6/7/15

Yacimiento El Cigarralejo (Murcia)

RUTA IBÉRICA
El yacimiento ibérico de El Cigarralejo, formado por poblado, santuario y necrópolis, se encuentra en Mula (Murcia). Fue descubierto por Emeterio Cuadrado en 1946, y excavado entre 1947 y 1988. Primitivamente, la ladera de asiento del yacimiento tenía una pendiente que se iba suavizando hasta llegar al cantil sobre el río Mula, este terreno fue en época reciente abancalado en tres escalones horizontales para practicar labores agrícolas.
El santuario se situó en el Noreste de la cadena montañosa que cruza la zona, en cuya parte alta hubo una fortaleza romana y luego se construyó un castillo en el siglo XVI. Entre el santuario y la llamada “Piedra Plomera” se encuentra un collado, a ambos lados del cual, protegido por el río y la citada elevación, está el poblado, de límites bastante bien definidos, pero aún sin excavar. Al otro lado del río, en su margen izquierda, se conserva un tramo de una calzada romana que quizás conducía hacia Archena. Cerca del río hay restos de antiguas conducciones de agua que se dirigían hacia un área de fértiles vegas.
El santuario dominaba el poblado y la necrópolis desde su altozano. En él, el empedrado de un pequeño patio cubría los restos de un muro y una “favissa” que contenía muchos exvotos, constituidos casi en su totalidad por figurillas pétreas de caballos. El santuario, de carácter protourbano pero segregado estudiadamente del “oppidum”, estaría al servicio del mismo, albergando el culto a su divinidad protectora, que pudo ser una diosa protectora de los animales muy importantes en la dinámica socioeconómica ibérica. La cronología del santuario abarca desde el siglo IV al siglo II a.C., sobre su emplazamiento se edificó luego una villa romana.

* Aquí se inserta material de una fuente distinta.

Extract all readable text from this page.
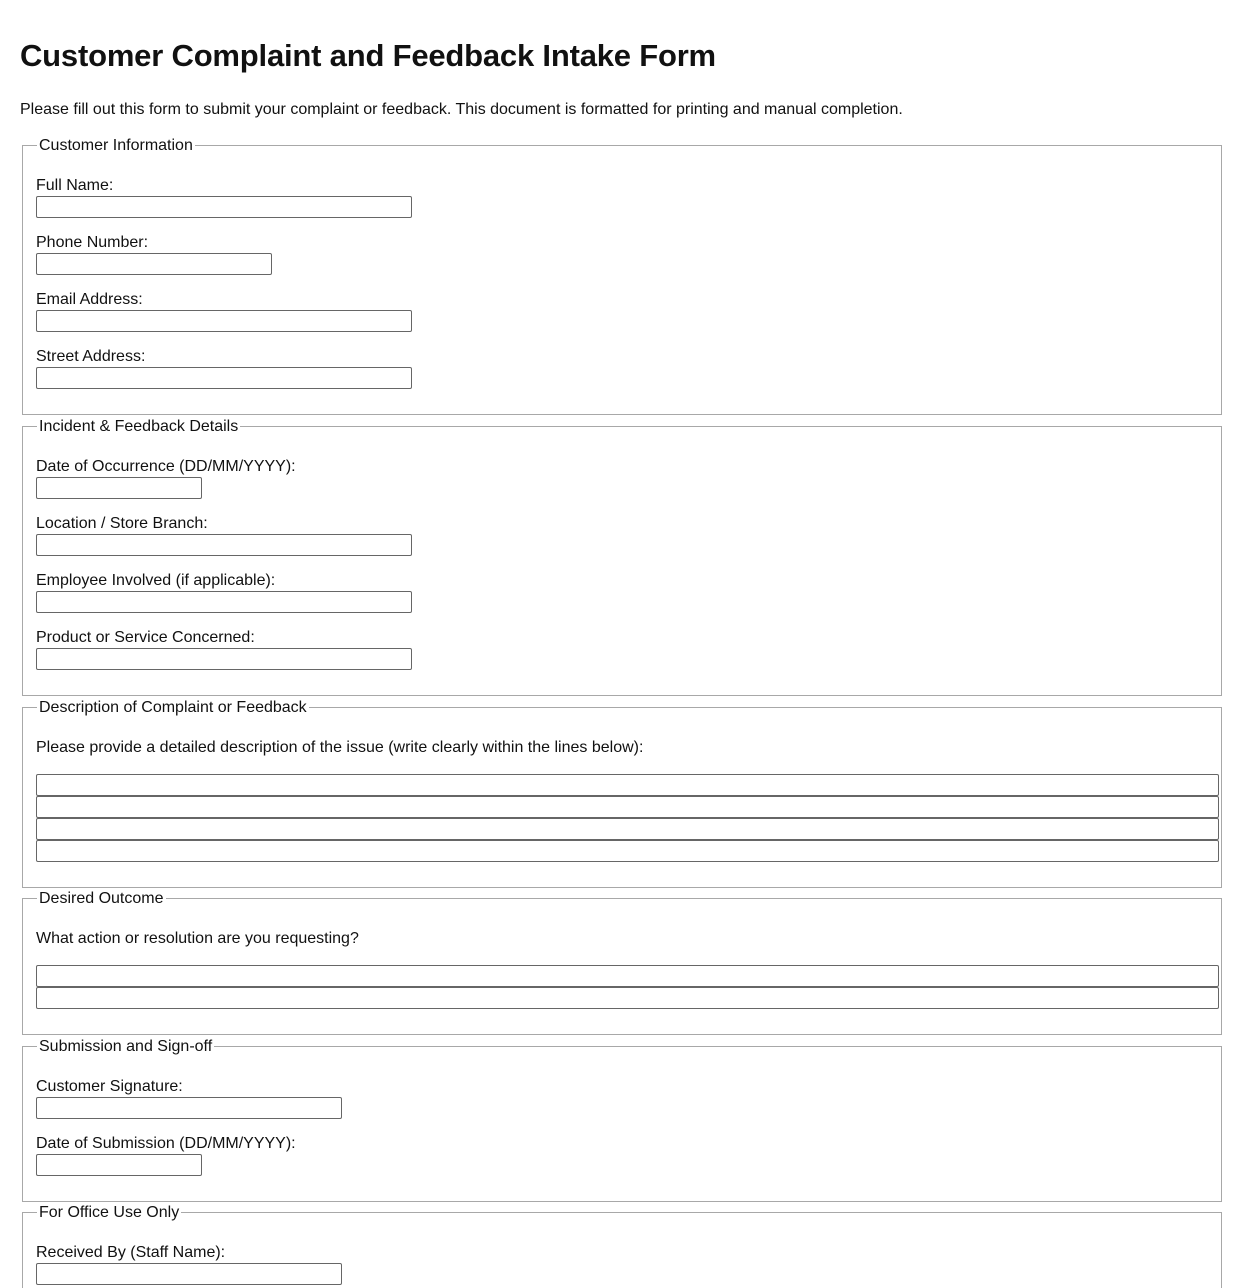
Customer Complaint and Feedback Intake Form

Please fill out this form to submit your complaint or feedback. This document is formatted for printing and manual completion.

Customer Information
Full Name:
Phone Number:
Email Address:
Street Address:
Incident & Feedback Details
Date of Occurrence (DD/MM/YYYY):
Location / Store Branch:
Employee Involved (if applicable):
Product or Service Concerned:
Description of Complaint or Feedback
Please provide a detailed description of the issue (write clearly within the lines below):
Desired Outcome
What action or resolution are you requesting?
Submission and Sign-off
Customer Signature:
Date of Submission (DD/MM/YYYY):
For Office Use Only
Received By (Staff Name):
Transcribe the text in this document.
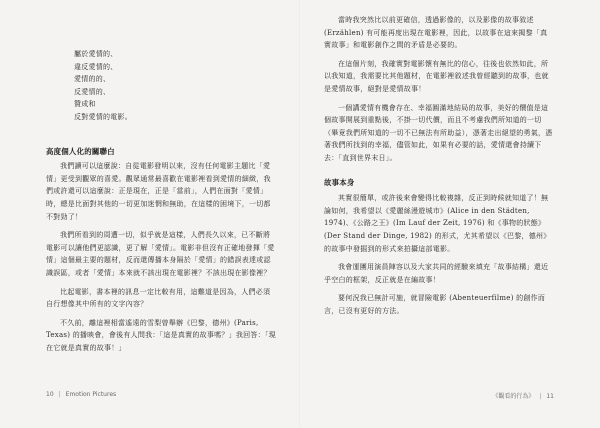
屬於愛情的、

違反愛情的、

愛情的的、

反愛情的、

贊成和

反對愛情的電影。

高度個人化的關聯白

我們讀可以這麼說：自從電影發明以來，沒有任何電影主題比「愛情」更受到觀眾的喜愛。觀眾通常最喜歡在電影裡看到愛情的細緻，我們或許還可以這麼說：正是現在，正是「當前」，人們在面對「愛情」時，總是比面對其他的一切更加迷惘和無助，在這樣的困境下，一切都不對勁了！

我們所看到的周遭一切，似乎就是這樣，人們長久以來，已不斷將電影可以讓他們更認識，更了解「愛情」。電影非但沒有正確地發揮「愛情」這個最主要的題材，反而還傳播本身隔於「愛情」的錯誤表達或認識誤區，或者「愛情」本來就不該出現在電影裡？不該出現在影像裡？

比起電影，書本裡的訊息一定比較有用，這難道是因為，人們必須自行想像其中所有的文字內容？

不久前，離這裡相當遙遠的雪梨曾舉辦《巴黎，德州》(Paris, Texas) 的播映會，會後有人問我：「這是真實的故事嗎？」我回答：「現在它就是真實的故事！」

10 | Emotion Pictures

當時我突然比以前更確信，透過影像的，以及影像的故事敘述 (Erzählen) 有可能再度出現在電影裡，因此，以故事在這來揭黎「真實故事」和電影創作之間的矛盾是必要的。

在這個片刻，我確實對電影懷有無比的信心，往後也依然如此，所以我知道，我需要比其他題材，在電影裡敘述我曾經聽到的故事，也就是愛情故事，絕對是愛情故事！

一個講愛情有機會存在、幸福圓滿地結局的故事，美好的價值是這個故事開展到重點後，不掛一切代價，而且不考慮我們所知道的一切（畢竟我們所知道的一切不已無法有所助益），憑著走出絕望的勇氣，憑著我們所找到的幸福，儘管如此，如果有必要的話，愛情還會持續下去：「直到世界末日」。

故事本身

其實很簡單，或許後來會變得比較複雜，反正到時候就知道了！無論如何，我希望以《愛麗絲漫遊城市》(Alice in den Städten, 1974)、《公路之王》(Im Lauf der Zeit, 1976) 和《事物的狀態》(Der Stand der Dinge, 1982) 的形式，尤其希望以《巴黎，德州》的故事中發掘到的形式來拍攝這部電影。

我會運團用演員陣容以及大家共同的經驗來填充「故事結構」還近乎空白的框架，反正就是在編故事！

要何況我已無計可施，就冒險電影 (Abenteuerfilme) 的創作而言，已沒有更好的方法。

《觀看的行為》 | 11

La necrópolis de El Cigarralejo es una de las mejor conocidas del ámbito cultural ibérico. La superficie de la necrópolis es de unos 1.940 m2, de los que se han excavado algo más de 1.110, con un resultado de 550 enterramientos de incineración. Los enterramientos se reparten en una media de cuatro niveles, aunque la densidad de la necrópolis llega hasta ocho superposiciones que en el tiempo cubren desde los últimos años del siglo V hasta mediados del siglo I a.C. Una gran mayoría de las sepulturas exhumadas es del siglo IV a.C., quizás en parte por las alteraciones producidas en los niveles más tardíos por la agricultura. Durante dicho siglo las tumbas se cubrían con empedrados tumulares, los cuales podían ser de numerosos tipos. Predominan los empedrados tumulares de planta cuadrada o rectangular, cuyas dimensiones oscilan entre 1 y 3 metros de lado con un espesor de la capa de piedra de 10 a 30 centímetros. Otras variantes presentan uno o varios escalones, cubos de piedra, estructura de adobes... Dentro de las cubiertas de empedrado tumular destacan las de las llamadas tumbas principescas 200 y 277, cuyo módulo ronda los 7 metros de lado y cuyos ajuares están entre los más ricos de la necrópolis.
En general, el ajuar se depositaba en el interior de una pequeña fosa o nicho, la cual puede ser de distintas clases, predominando la circular y la rectangular. El hecho de que los ajuares del siglo IV a.C. aparezcan normalmente bastante fragmentados apunta hacia su posible destrucción intencionada. El ajuar podía colocarse en el interior de la urna o bien directamente en la fosa cineraria.
Desde el siglo III a.C., a la vez que iban desapareciendo los encachados tumulares de piedra, se produjeron cambios en el rito funerario. Casi la mitad de los enterramientos de la necrópolis tenía urna cineraria, normalmente colocada en posición vertical.
 
La necrópolis aportó numerosos fragmentos escultóricos pétreos, muchos de los cuales se reutilizaron como simples piedras en los empedrados tumulares. Separada del poblado por el río Mula se encuentra la posible cantera de la que se obtendría la piedra arenisca necesaria para las esculturas y las estructuras arquitectónicas y tumulares.
Las cerámicas de los ajuares son principalmente ibéricas finas, áticas, de barniz rojo y en menor medida ollas toscas de cocina. Estos vasos eran rotos intencionadamente en los rituales del siglo IV a.C., mientras que en época posterior se impuso la tendencia de respetar su integridad. En el rito destructivo, parte de los fragmentos cerámicos se arrojaba a la pira ardiente, metiéndolos luego, con otros fragmentos no quemados, en la urna o fosa. Alrededor de la tumba o de la pira se celebrarían banquetes funerarios, según parece indicar la dispersión de cerámicas por toda la necrópolis. Determinados objetos de adorno aparecen tanto en tumbas masculinas como femeninas, apreciándose en estas últimas la presencia de fusayolas y placas de hueso decoradas con círculos concéntricos. Los restos carbonizados de madera han permitido identificar varios objetos, como pomos, patas de muebles, cucharillas y piezas para tejer los bordes de las telas.
Los niños de corta edad no eran incinerados, sino inhumados en una urnita cerámica depositada en un hueco entre dos tumbas, a veces con la compañía de objetos propios de adultos.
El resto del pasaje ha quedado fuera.